Fri 15 Jul 2016
The case is Edwards – v- Kumarasamy in which the tenant, Mr Edwards, tripped over and injured himself on the path leading to bins at the rear of the block of flats he rented in. He made a claim against his landlord Mr Kumarasamy under section 11 of the Landlord and Tenant Act 1985 – the legislation that sets out the landlords repairing obligation to keep in repair and good order the structure and exterior of a property.
Mr Kumarasamy did not own the block of flats, or the path which was the means of access to the block of flats. Furthermore, he had no idea that the path was uneven, plus he had no legal obligation to repair the path as this obligation fell to the freeholder.
Somewhat surprisingly, the Court of Appeal ruled in favour of the tenant Mr Edwards saying that no notice is required for this repair as the Landlord could easily have seen the uneven path for himself and as the landlord had access to the path under his own lease, section 11 applied!
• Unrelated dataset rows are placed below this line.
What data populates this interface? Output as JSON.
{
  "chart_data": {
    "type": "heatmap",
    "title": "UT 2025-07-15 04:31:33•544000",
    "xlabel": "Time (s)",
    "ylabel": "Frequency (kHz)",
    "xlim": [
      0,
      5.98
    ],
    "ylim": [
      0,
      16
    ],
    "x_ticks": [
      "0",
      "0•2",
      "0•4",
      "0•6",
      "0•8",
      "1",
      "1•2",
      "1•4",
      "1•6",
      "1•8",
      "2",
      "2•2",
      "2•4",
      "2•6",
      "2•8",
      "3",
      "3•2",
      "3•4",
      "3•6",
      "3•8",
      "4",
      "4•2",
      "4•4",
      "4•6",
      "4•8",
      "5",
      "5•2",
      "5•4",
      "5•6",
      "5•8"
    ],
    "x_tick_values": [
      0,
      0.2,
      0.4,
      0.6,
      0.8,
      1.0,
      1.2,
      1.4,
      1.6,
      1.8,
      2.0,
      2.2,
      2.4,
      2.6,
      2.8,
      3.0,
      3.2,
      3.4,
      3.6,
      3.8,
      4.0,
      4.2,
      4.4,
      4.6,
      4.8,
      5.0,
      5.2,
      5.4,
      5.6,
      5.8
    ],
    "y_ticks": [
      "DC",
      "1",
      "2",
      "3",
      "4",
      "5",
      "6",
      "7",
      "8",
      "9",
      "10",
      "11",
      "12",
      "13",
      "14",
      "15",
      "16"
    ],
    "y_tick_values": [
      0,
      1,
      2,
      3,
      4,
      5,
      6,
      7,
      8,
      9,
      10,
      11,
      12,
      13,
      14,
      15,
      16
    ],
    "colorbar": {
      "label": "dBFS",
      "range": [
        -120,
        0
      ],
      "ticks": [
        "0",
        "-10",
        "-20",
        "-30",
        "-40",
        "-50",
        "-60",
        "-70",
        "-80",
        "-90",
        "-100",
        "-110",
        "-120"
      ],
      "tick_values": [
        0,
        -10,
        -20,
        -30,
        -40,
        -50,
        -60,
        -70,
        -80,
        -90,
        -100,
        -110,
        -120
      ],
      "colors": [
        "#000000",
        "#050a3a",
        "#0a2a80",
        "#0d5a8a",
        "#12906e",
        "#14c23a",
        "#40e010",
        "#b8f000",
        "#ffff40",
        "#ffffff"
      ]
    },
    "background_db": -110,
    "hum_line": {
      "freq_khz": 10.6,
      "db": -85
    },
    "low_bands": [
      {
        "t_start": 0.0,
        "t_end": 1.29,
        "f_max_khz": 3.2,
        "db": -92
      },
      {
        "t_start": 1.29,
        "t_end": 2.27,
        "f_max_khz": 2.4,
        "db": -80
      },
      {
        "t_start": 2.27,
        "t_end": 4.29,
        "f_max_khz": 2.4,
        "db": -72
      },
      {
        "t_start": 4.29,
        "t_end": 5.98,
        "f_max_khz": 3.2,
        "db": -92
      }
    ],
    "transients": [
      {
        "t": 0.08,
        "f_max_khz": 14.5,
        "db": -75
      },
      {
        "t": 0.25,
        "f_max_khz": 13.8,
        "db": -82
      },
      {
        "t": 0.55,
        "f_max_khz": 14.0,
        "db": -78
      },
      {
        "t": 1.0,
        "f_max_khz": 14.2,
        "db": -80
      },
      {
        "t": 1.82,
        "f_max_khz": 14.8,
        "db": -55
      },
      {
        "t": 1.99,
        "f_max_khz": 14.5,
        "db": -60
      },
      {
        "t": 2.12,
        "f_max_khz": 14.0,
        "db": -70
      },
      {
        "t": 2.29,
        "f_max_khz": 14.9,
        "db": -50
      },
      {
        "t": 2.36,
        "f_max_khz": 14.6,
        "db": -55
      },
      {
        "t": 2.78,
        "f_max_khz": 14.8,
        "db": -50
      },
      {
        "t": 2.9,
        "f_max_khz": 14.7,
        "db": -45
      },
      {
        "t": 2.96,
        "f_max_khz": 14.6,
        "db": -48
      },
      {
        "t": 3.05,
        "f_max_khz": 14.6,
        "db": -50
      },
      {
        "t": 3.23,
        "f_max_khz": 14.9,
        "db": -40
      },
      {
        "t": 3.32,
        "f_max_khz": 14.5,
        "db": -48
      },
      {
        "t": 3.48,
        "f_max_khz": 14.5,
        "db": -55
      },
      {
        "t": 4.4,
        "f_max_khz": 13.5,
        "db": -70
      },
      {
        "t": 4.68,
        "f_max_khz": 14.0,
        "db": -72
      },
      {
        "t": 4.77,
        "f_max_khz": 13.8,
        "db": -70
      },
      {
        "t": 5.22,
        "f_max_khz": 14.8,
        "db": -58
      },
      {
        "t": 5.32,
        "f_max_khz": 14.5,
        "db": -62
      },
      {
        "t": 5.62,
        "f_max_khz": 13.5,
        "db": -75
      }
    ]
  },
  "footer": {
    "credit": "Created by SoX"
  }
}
So in other words, even if a landlord did not own a block of flats, he could still be held liable for defects in the external common parts such as paths. This ruling overturned the hitherto previous held view that repairing obligations only applied to what the landlord actually rented to a tenant, and also a landlord cannot be held liable for a repair he had not been notified of.
The Supreme Court decided that repairing obligations only apply to the structure and exterior of the building itself. The path should not have been classed as part of the exterior of the building and notice should have been given by the tenant who was after all, he was the person with the easiest opportunity to view the path, not the landlord. Furthermore, the landlord had no right to sanction repairs anyway without the permission of the freeholder.
The Supreme Court went on to say that in cases where a landlord of a leasehold property within a block does have repairing obligations in relation to common parts; his obligation can only be triggered once he has been notified of any disrepair.
The Court of Appeals original ruling would have left landlords facing the risk of potential personal injury claims or other damages caused by defects to external common parts that the landlord may not have any knowledge of, or notice of.
Luckily the Supreme Court’s decision strikes a sensible balance and leaseholder landlords can breathe a huge sigh of relief.